Purpose
To specify the fields to be extracted from an XML layout.
Format
/XMLEXTRACT layout { xmlfield [, xmlfield ... ] }
where
xmlfield | = | [name] [NOTNULLABLE] [ {xmlfield [, xmlfield ... ] } ] [NORMALIZE] |
Arguments
layout | The name or alias of an XML layout as defined in a /INFILE, /INPIPE, or /DATADICTIONARY option. |
name |
The name of the XML field that you want to extract from the XML layout. For a summary of valid naming and formatting conventions for identifiers and constants, see Syntax reference in the Connect help. |
Location
The option may appear anywhere in the task definition.
Notes
By default, all the XML fields found in an XML layout at run-time will be extracted. If you want to extract only some fields, specify an extracted XML layout through /XMLEXTRACT.
If a composite XML field is not followed by { xmlfield [, xmlfield ... ] }, then all the fields of the composite field will be extracted.
The NORMALIZE keyword can be specified only for an XML field that is repeating. It indicates that such an element is extracted in the form of normalized records. Connect ETL requires that NORMALIZE be specified with any repeating element selected for extraction.
Nullable XML fields
When data is extracted from a nullable XML field, the nullability information is retrieved by default. If you specify the NOTNULLABLE keyword, the nullability information is not retrieved and the extracted data is filled with empty string when the value in the XML field is NULL.
Examples
/INFILE sales.txt XML LAYOUT I"SalesEntries"

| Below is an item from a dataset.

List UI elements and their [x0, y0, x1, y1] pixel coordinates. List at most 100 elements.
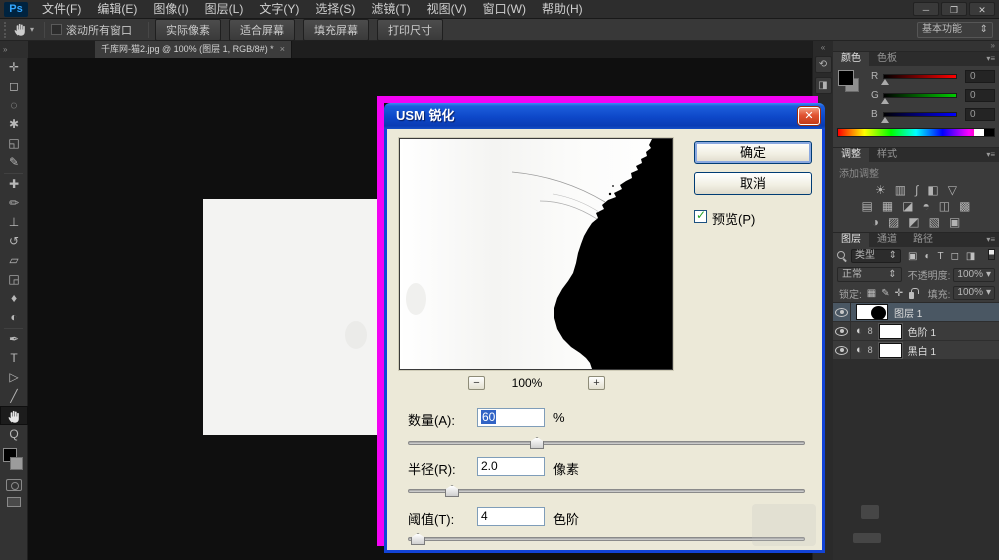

/XMLEXTRACT I"SalesEntries" { I"Name" NORMALIZE}
/XMLEXTRACT I"SalesProducts" {I"Product" {I"ID", I"Name",
I"Location"{I"Section"}} NORMALIZE}
/XMLEXTRACT I"SalesProducts" {I"Product" {I"ID", I"Product$" ALIAS ProductName}
NORMALIZE}
/XMLEXTRACT I"SalesProfits" {I"Profits"
{I"Branch", I"QuarterlyProfit(1)", I"QuarterlyProfit(2)"} NORMALIZE}
/XMLEXTRACT I"CLIENTS"
{I"SEQUENCE$" { I"NAME", I"CITY", I"STATE"} NORMALIZE}
/XMLEXTRACT I"CLIENTS" {I"SEQUENCE$"{ I"NAME",
{I"CHOICE$" {I"CHECKING", I"SAVINGS"} NORMALIZE} NORMALIZE}
The XML fields "NAME", "CHECKING" and "SAVINGS" should be extracted. Since the fields "CHECKING" and "SAVINGS" form a repeating choice without a name, the unnamed choice is identified as "CHOICE$". Since "Name" and "CHOICE$" form a repeating sequence without a name, the unnamed sequence is identified as "SEQUENCE$". "SEQUENCE$" and "CHOICE$" are repeating, so NORMALIZE is specified for both. The XML fields "NAME", "CHECKING" and "SAVINGS" that repeat at nested levels in the DTD will be extracted as one record per repetition.